1. A method for identifying cancer stem cells comprising:

contacting a sample with reagents specific for at least one miRNA selected from miR-214; miR-127; miR-142-3p; miR-199a; miR-409-3p; miR-125b; miR-146b; miR-199b; miR-222; miR-299-5p; miR-132; miR-221; miR-31; miR-432; miR-495; miR-150; miR-155; miR-338; miR-34b; miR-212; miR-146a; miR-126; miR-223; miR-130b; miR-196b; miR-521; miR-429; miR-193b; miR-183; miR-96; miR-200a; miR-200c; miR-141; miR-182; miR-200a; miR-200b,

wherein cancer stem cells express altered levels of the said at least one miRNA relative to non-tumorigenic cells.

2. The method according to claim 1, wherein quantifying of miRNA expression is performed by in situ hybridization.

3. The method according to claim 1, where in quantifying is performed by real-time polymerase chain reaction.

4. The method according to claim 1, wherein said patient is human.

5. The method according to claim 4, where in said human is undergoing cancer treatment.
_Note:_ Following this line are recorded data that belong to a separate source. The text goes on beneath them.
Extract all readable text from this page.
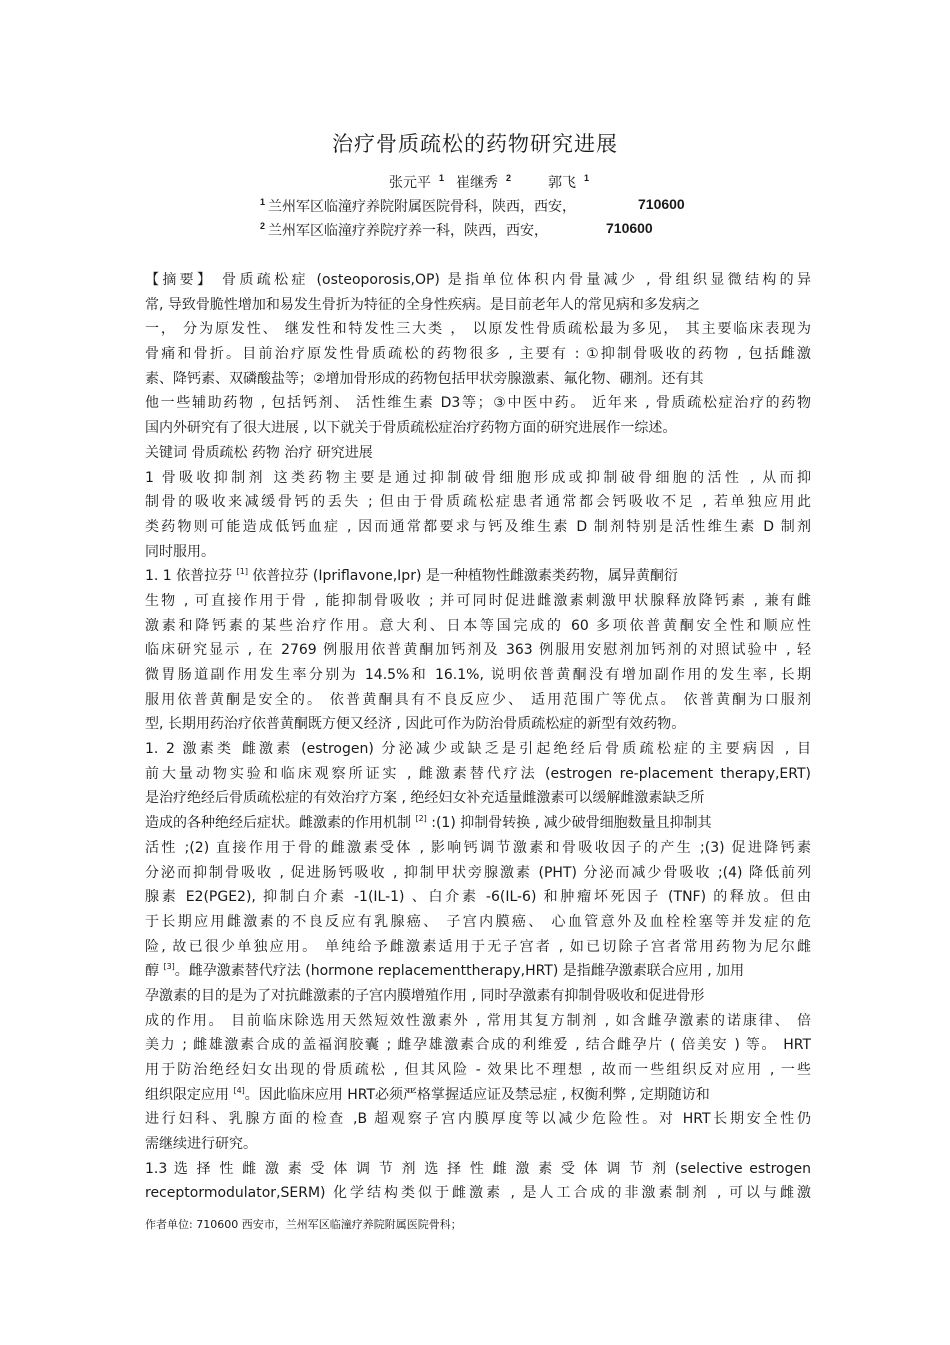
治疗骨质疏松的药物研究进展
张元平 $^1$ 崔继秀 $^2$	郭飞 $^1$
$^1$ 兰州军区临潼疗养院附属医院骨科，陕西，西安，	710600
$^2$ 兰州军区临潼疗养院疗养一科，陕西，西安，	710600
【摘要】 骨质疏松症 (osteoporosis,OP) 是指单位体积内骨量减少 , 骨组织显微结构的异
常, 导致骨脆性增加和易发生骨折为特征的全身性疾病。是目前老年人的常见病和多发病之
一， 分为原发性、 继发性和特发性三大类 ， 以原发性骨质疏松最为多见， 其主要临床表现为
骨痛和骨折。目前治疗原发性骨质疏松的药物很多 , 主要有 : ①抑制骨吸收的药物 , 包括雌激
素、降钙素、双磷酸盐等；②增加骨形成的药物包括甲状旁腺激素、氟化物、硼剂。还有其
他一些辅助药物 , 包括钙剂、 活性维生素 D3等；③中医中药。 近年来 , 骨质疏松症治疗的药物
国内外研究有了很大进展 , 以下就关于骨质疏松症治疗药物方面的研究进展作一综述。
关键词 骨质疏松 药物 治疗 研究进展
1 骨吸收抑制剂 这类药物主要是通过抑制破骨细胞形成或抑制破骨细胞的活性 , 从而抑
制骨的吸收来减缓骨钙的丢失 ; 但由于骨质疏松症患者通常都会钙吸收不足 , 若单独应用此
类药物则可能造成低钙血症 , 因而通常都要求与钙及维生素 D 制剂特别是活性维生素 D 制剂
同时服用。
1. 1 依普拉芬 [1] 依普拉芬 (Ipriflavone,Ipr) 是一种植物性雌激素类药物，属异黄酮衍
生物 , 可直接作用于骨 , 能抑制骨吸收 ; 并可同时促进雌激素刺激甲状腺释放降钙素 , 兼有雌
激素和降钙素的某些治疗作用。意大利、日本等国完成的 60 多项依普黄酮安全性和顺应性
临床研究显示 , 在 2769 例服用依普黄酮加钙剂及 363 例服用安慰剂加钙剂的对照试验中 , 轻
微胃肠道副作用发生率分别为 14.5%和 16.1%, 说明依普黄酮没有增加副作用的发生率, 长期
服用依普黄酮是安全的。 依普黄酮具有不良反应少、 适用范围广等优点。 依普黄酮为口服剂
型, 长期用药治疗依普黄酮既方便又经济 , 因此可作为防治骨质疏松症的新型有效药物。
1. 2 激素类 雌激素 (estrogen) 分泌减少或缺乏是引起绝经后骨质疏松症的主要病因 , 目
前大量动物实验和临床观察所证实 , 雌激素替代疗法 (estrogen re-placement therapy,ERT)
是治疗绝经后骨质疏松症的有效治疗方案 , 绝经妇女补充适量雌激素可以缓解雌激素缺乏所
造成的各种绝经后症状。雌激素的作用机制 [2] :(1) 抑制骨转换 , 减少破骨细胞数量且抑制其
活性 ;(2) 直接作用于骨的雌激素受体 , 影响钙调节激素和骨吸收因子的产生 ;(3) 促进降钙素
分泌而抑制骨吸收 , 促进肠钙吸收 , 抑制甲状旁腺激素 (PHT) 分泌而减少骨吸收 ;(4) 降低前列
腺素 E2(PGE2), 抑制白介素 -1(IL-1) 、白介素 -6(IL-6) 和肿瘤坏死因子 (TNF) 的释放。但由
于长期应用雌激素的不良反应有乳腺癌、 子宫内膜癌、 心血管意外及血栓栓塞等并发症的危
险, 故已很少单独应用。 单纯给予雌激素适用于无子宫者 , 如已切除子宫者常用药物为尼尔雌
醇 [3]。雌孕激素替代疗法 (hormone replacementtherapy,HRT) 是指雌孕激素联合应用 , 加用
孕激素的目的是为了对抗雌激素的子宫内膜增殖作用 , 同时孕激素有抑制骨吸收和促进骨形
成的作用。 目前临床除选用天然短效性激素外 , 常用其复方制剂 , 如含雌孕激素的诺康律、 倍
美力 ; 雌雄激素合成的盖福润胶囊 ; 雌孕雄激素合成的利维爱 , 结合雌孕片 ( 倍美安 ) 等。 HRT
用于防治绝经妇女出现的骨质疏松 , 但其风险 - 效果比不理想 , 故而一些组织反对应用 , 一些
组织限定应用 [4]。因此临床应用 HRT必须严格掌握适应证及禁忌症 , 权衡利弊 , 定期随访和
进行妇科、乳腺方面的检查 ,B 超观察子宫内膜厚度等以减少危险性。对 HRT长期安全性仍
需继续进行研究。
1.3 选 择 性 雌 激 素 受 体 调 节 剂 选 择 性 雌 激 素 受 体 调 节 剂 (selective estrogen
receptormodulator,SERM) 化学结构类似于雌激素 , 是人工合成的非激素制剂 , 可以与雌激
作者单位: 710600 西安市，兰州军区临潼疗养院附属医院骨科；
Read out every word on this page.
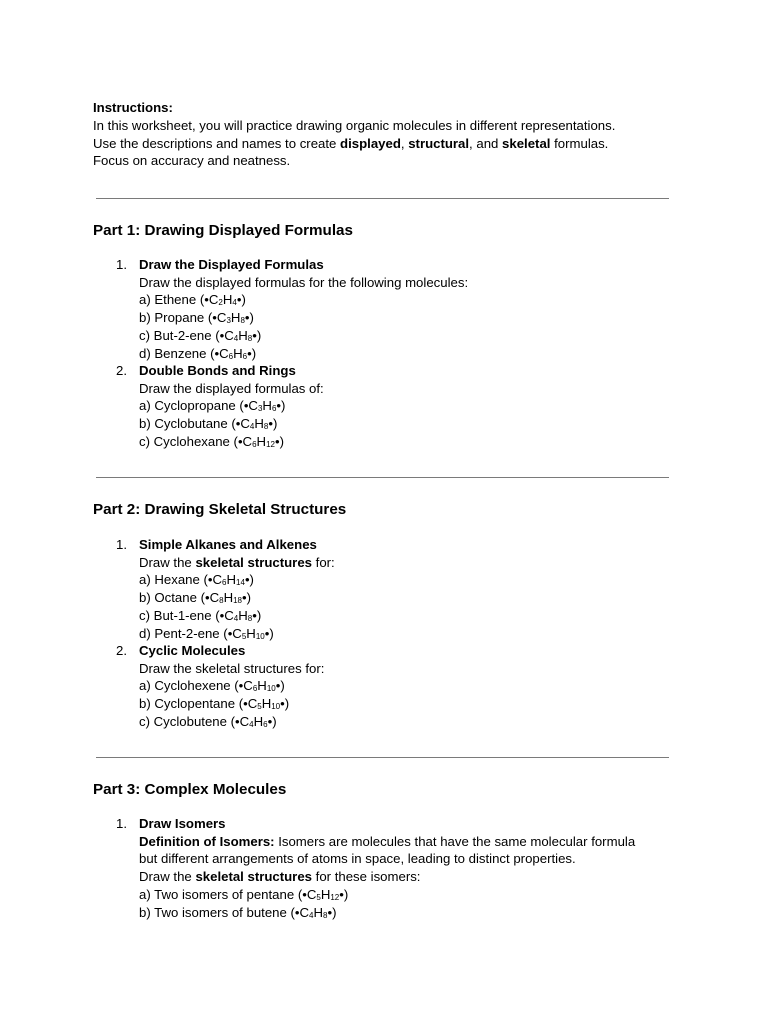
Instructions:
In this worksheet, you will practice drawing organic molecules in different representations.
Use the descriptions and names to create displayed, structural, and skeletal formulas.
Focus on accuracy and neatness.
Part 1: Drawing Displayed Formulas
1. Draw the Displayed Formulas
Draw the displayed formulas for the following molecules:
a) Ethene $(•C_2H_4•)$
b) Propane $(•C_3H_8•)$
c) But-2-ene $(•C_4H_8•)$
d) Benzene $(•C_6H_6•)$
2. Double Bonds and Rings
Draw the displayed formulas of:
a) Cyclopropane $(•C_3H_6•)$
b) Cyclobutane $(•C_4H_8•)$
c) Cyclohexane $(•C_6H_{12}•)$
Part 2: Drawing Skeletal Structures
1. Simple Alkanes and Alkenes
Draw the skeletal structures for:
a) Hexane $(•C_6H_{14}•)$
b) Octane $(•C_8H_{18}•)$
c) But-1-ene $(•C_4H_8•)$
d) Pent-2-ene $(•C_5H_{10}•)$
2. Cyclic Molecules
Draw the skeletal structures for:
a) Cyclohexene $(•C_6H_{10}•)$
b) Cyclopentane $(•C_5H_{10}•)$
c) Cyclobutene $(•C_4H_6•)$
Part 3: Complex Molecules
1. Draw Isomers
Definition of Isomers: Isomers are molecules that have the same molecular formula
but different arrangements of atoms in space, leading to distinct properties.
Draw the skeletal structures for these isomers:
a) Two isomers of pentane $(•C_5H_{12}•)$
b) Two isomers of butene $(•C_4H_8•)$
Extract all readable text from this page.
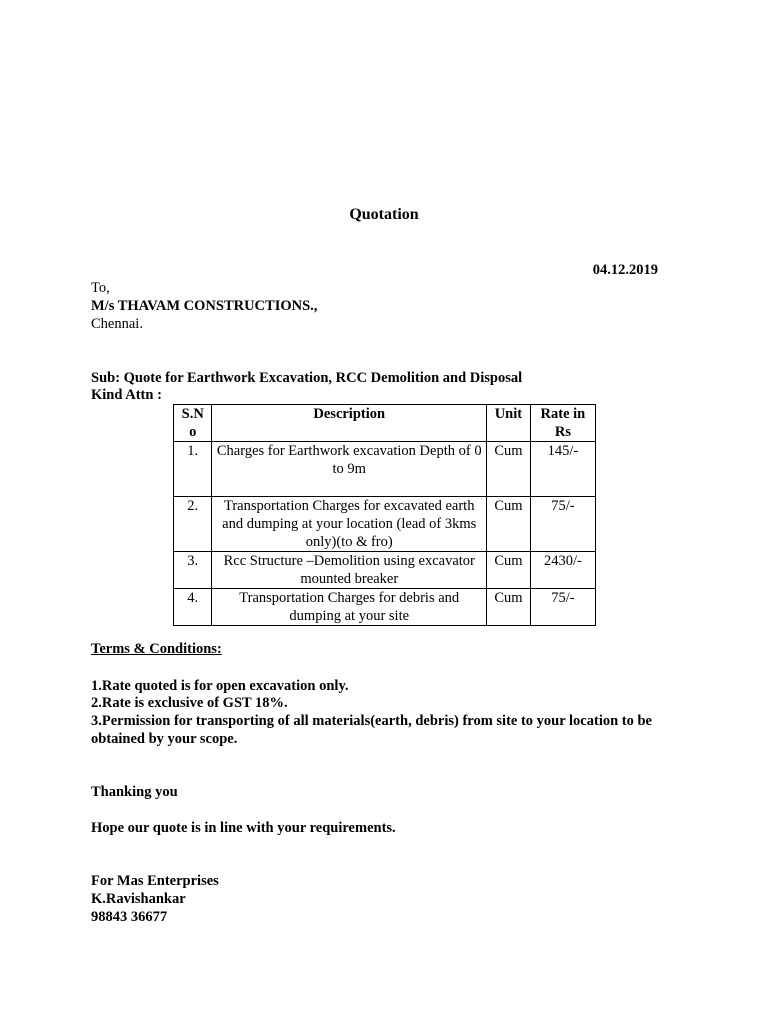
Quotation
04.12.2019
To,
M/s THAVAM CONSTRUCTIONS.,
Chennai.
Sub: Quote for Earthwork Excavation, RCC Demolition and Disposal
Kind Attn :
S.N o	Description	Unit	Rate in Rs
1.	Charges for Earthwork excavation Depth of 0 to 9m	Cum	145/-
2.	Transportation Charges for excavated earth and dumping at your location (lead of 3kms only)(to & fro)	Cum	75/-
3.	Rcc Structure –Demolition using excavator mounted breaker	Cum	2430/-
4.	Transportation Charges for debris and dumping at your site	Cum	75/-
Terms & Conditions:
1.Rate quoted is for open excavation only.
2.Rate is exclusive of GST 18%.
3.Permission for transporting of all materials(earth, debris) from site to your location to be obtained by your scope.
Thanking you
Hope our quote is in line with your requirements.
For Mas Enterprises
K.Ravishankar
98843 36677
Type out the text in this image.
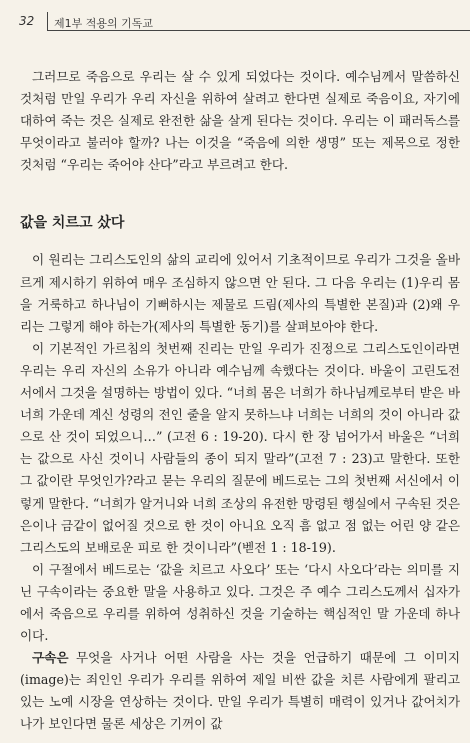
32 제1부 적용의 기독교

그러므로 죽음으로 우리는 살 수 있게 되었다는 것이다. 예수님께서 말씀하신 것처럼 만일 우리가 우리 자신을 위하여 살려고 한다면 실제로 죽음이요, 자기에 대하여 죽는 것은 실제로 완전한 삶을 살게 된다는 것이다. 우리는 이 패러독스를 무엇이라고 불러야 할까? 나는 이것을 “죽음에 의한 생명” 또는 제목으로 정한 것처럼 “우리는 죽어야 산다”라고 부르려고 한다.

값을 치르고 샀다

이 원리는 그리스도인의 삶의 교리에 있어서 기초적이므로 우리가 그것을 올바르게 제시하기 위하여 매우 조심하지 않으면 안 된다. 그 다음 우리는 (1)우리 몸을 거룩하고 하나님이 기뻐하시는 제물로 드림(제사의 특별한 본질)과 (2)왜 우리는 그렇게 해야 하는가(제사의 특별한 동기)를 살펴보아야 한다.

이 기본적인 가르침의 첫번째 진리는 만일 우리가 진정으로 그리스도인이라면 우리는 우리 자신의 소유가 아니라 예수님께 속했다는 것이다. 바울이 고린도전서에서 그것을 설명하는 방법이 있다. “너희 몸은 너희가 하나님께로부터 받은 바 너희 가운데 계신 성령의 전인 줄을 알지 못하느냐 너희는 너희의 것이 아니라 값으로 산 것이 되었으니…” (고전 6 : 19-20). 다시 한 장 넘어가서 바울은 “너희는 값으로 사신 것이니 사람들의 종이 되지 말라”(고전 7 : 23)고 말한다. 또한 그 값이란 무엇인가?라고 묻는 우리의 질문에 베드로는 그의 첫번째 서신에서 이렇게 말한다. “너희가 알거니와 너희 조상의 유전한 망령된 행실에서 구속된 것은 은이나 금같이 없어질 것으로 한 것이 아니요 오직 흠 없고 점 없는 어린 양 같은 그리스도의 보배로운 피로 한 것이니라”(벧전 1 : 18-19).

이 구절에서 베드로는 ‘값을 치르고 사오다’ 또는 ‘다시 사오다’라는 의미를 지닌 구속이라는 중요한 말을 사용하고 있다. 그것은 주 예수 그리스도께서 십자가에서 죽음으로 우리를 위하여 성취하신 것을 기술하는 핵심적인 말 가운데 하나이다.

구속은 무엇을 사거나 어떤 사람을 사는 것을 언급하기 때문에 그 이미지(image)는 죄인인 우리가 우리를 위하여 제일 비싼 값을 치른 사람에게 팔리고 있는 노예 시장을 연상하는 것이다. 만일 우리가 특별히 매력이 있거나 값어치가 나가 보인다면 물론 세상은 기꺼이 값
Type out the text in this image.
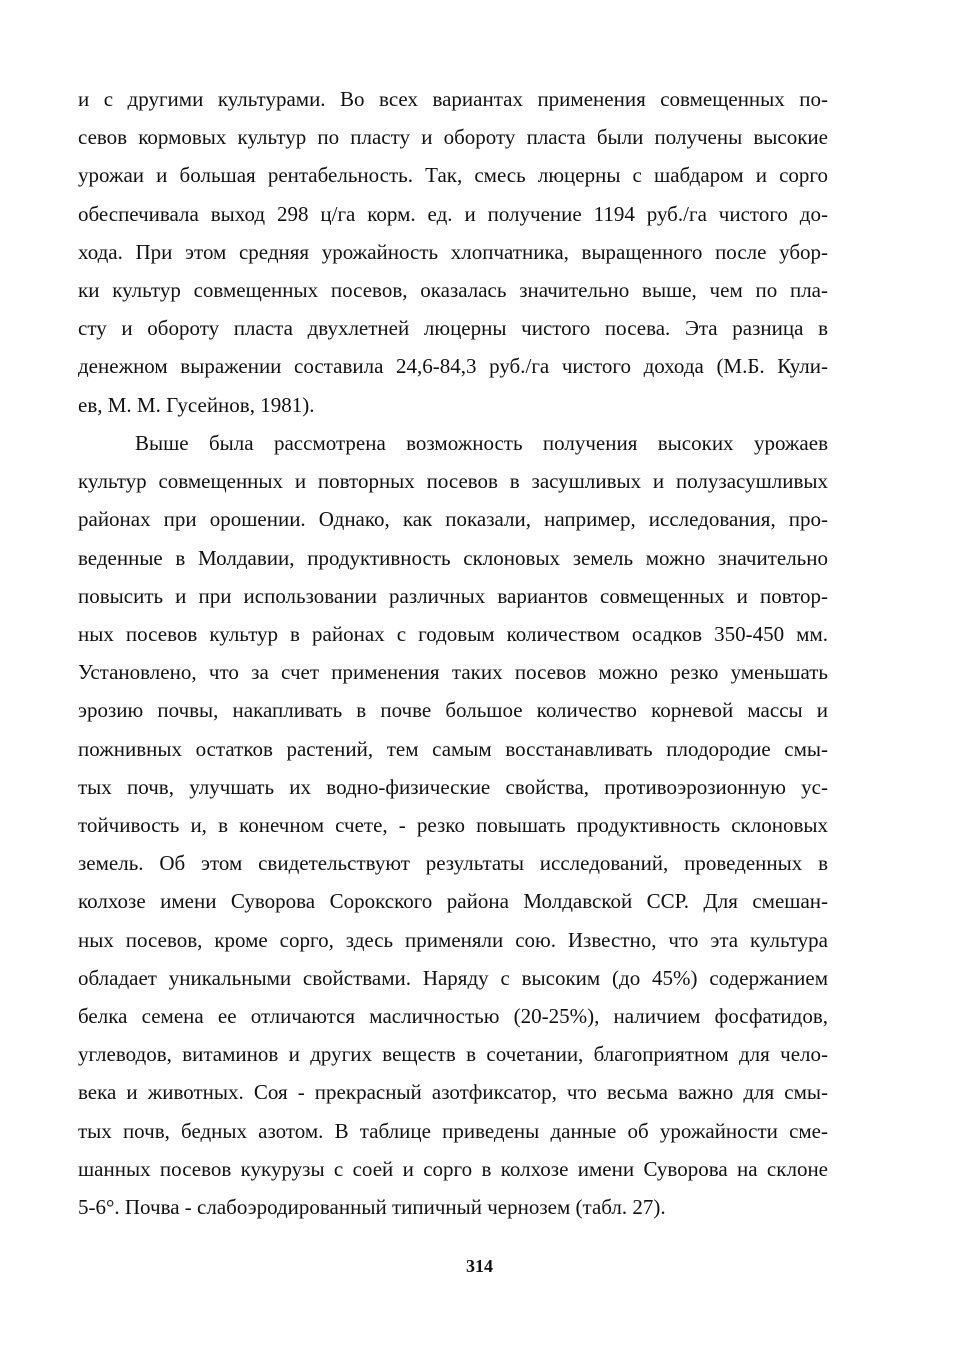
и с другими культурами. Во всех вариантах применения совмещенных по-
севов кормовых культур по пласту и обороту пласта были получены высокие
урожаи и большая рентабельность. Так, смесь люцерны с шабдаром и сорго
обеспечивала выход 298 ц/га корм. ед. и получение 1194 руб./га чистого до-
хода. При этом средняя урожайность хлопчатника, выращенного после убор-
ки культур совмещенных посевов, оказалась значительно выше, чем по пла-
сту и обороту пласта двухлетней люцерны чистого посева. Эта разница в
денежном выражении составила 24,6-84,3 руб./га чистого дохода (М.Б. Кули-
ев, М. М. Гусейнов, 1981).
Выше была рассмотрена возможность получения высоких урожаев
культур совмещенных и повторных посевов в засушливых и полузасушливых
районах при орошении. Однако, как показали, например, исследования, про-
веденные в Молдавии, продуктивность склоновых земель можно значительно
повысить и при использовании различных вариантов совмещенных и повтор-
ных посевов культур в районах с годовым количеством осадков 350-450 мм.
Установлено, что за счет применения таких посевов можно резко уменьшать
эрозию почвы, накапливать в почве большое количество корневой массы и
пожнивных остатков растений, тем самым восстанавливать плодородие смы-
тых почв, улучшать их водно-физические свойства, противоэрозионную ус-
тойчивость и, в конечном счете, - резко повышать продуктивность склоновых
земель. Об этом свидетельствуют результаты исследований, проведенных в
колхозе имени Суворова Сорокского района Молдавской ССР. Для смешан-
ных посевов, кроме сорго, здесь применяли сою. Известно, что эта культура
обладает уникальными свойствами. Наряду с высоким (до 45%) содержанием
белка семена ее отличаются масличностью (20-25%), наличием фосфатидов,
углеводов, витаминов и других веществ в сочетании, благоприятном для чело-
века и животных. Соя - прекрасный азотфиксатор, что весьма важно для смы-
тых почв, бедных азотом. В таблице приведены данные об урожайности сме-
шанных посевов кукурузы с соей и сорго в колхозе имени Суворова на склоне
5-6°. Почва - слабоэродированный типичный чернозем (табл. 27).
314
6. The method according to claim 1, further comprising contacting a sample with reagents specific for proteins regulated by said miRNAs,

wherein cancer stem cells express altered levels of the said proteins relative to non-tumorigenic cells.

7. A method of screening a candidate chemotherapeutic agent for effectiveness against a CSC, the method comprising:

contacting said agent with the CSC, and

determining the effectiveness of said agent in altering intracellular levels of at least one miRNA selected from miR-214; miR-127; miR-142-3p; miR-199a; miR-409-3p; miR-125b; miR-146b; miR-199b; miR-222; miR-299-5p; miR-132; miR-221; miR-31; miR-432; miR-495; miR-150; miR-155; miR-338; miR-34b; miR-212; miR-146a; miR-126; miR-223; miR-130b; miR-196b; miR-521; miR-429; miR-193b; miR-183; miR-96; miR-200a; miR-200c; miR-141; miR-182; miR-200a; miR-200b.

8. A method of altering tumorigenicity in a cancer stem cell, the method comprising:

altering the activity of a microRNA expressed in said cell, selected from miR-214; miR-127; miR-142-3p; miR-199a; miR-409-3p; miR-125b; miR-146b; miR-199b; miR-222; miR-299-5p; miR-132; miR-221; miR-31; miR-432; miR-495; miR-150; miR-155; miR-338; miR-34b; miR-212; miR-146a; miR-126; miR-223; miR-130b; miR-196b; miR-521; miR-429; miR-193b; miR-183; miR-96; miR-200a; miR-200c; miR-141; miR-182; miR-200a; and miR-200b.

9. The method according to claim 8, wherein said microRNA is selected from miR-200c, miR-141, miR-200b, miR-200a, miR-429, miR-182, miR-96, and miR-183 and wherein the method comprises upregulating activity.

10. The method according to claim 9, wherein said agent comprises a miRNA genetic sequence selected from miR-200c, miR-141, miR-200b, miR-200a, miR-429, miR-182, miR-96, and miR-183, and operably linked to a promoter active in said cell.

11. The method according to claim 10, wherein said altering step is performed in vitro.

12. The method according to claim 10, wherein said altering step is performed in vivo.

13. The method according to claim 10, wherein the cancer stem cell is a breast cancer stem cell.

14. The method of claim 13, wherein the breast cancer stem cell is CD44⁺CD24^−/lowlineage⁻.

15. The method according to claim 8, wherein said altering step comprises administering to said cell an agent that decreases the level of said miRNA in said cell.

16. The method according to claim 15, wherein said agent is an anti-sense oligonucleotide.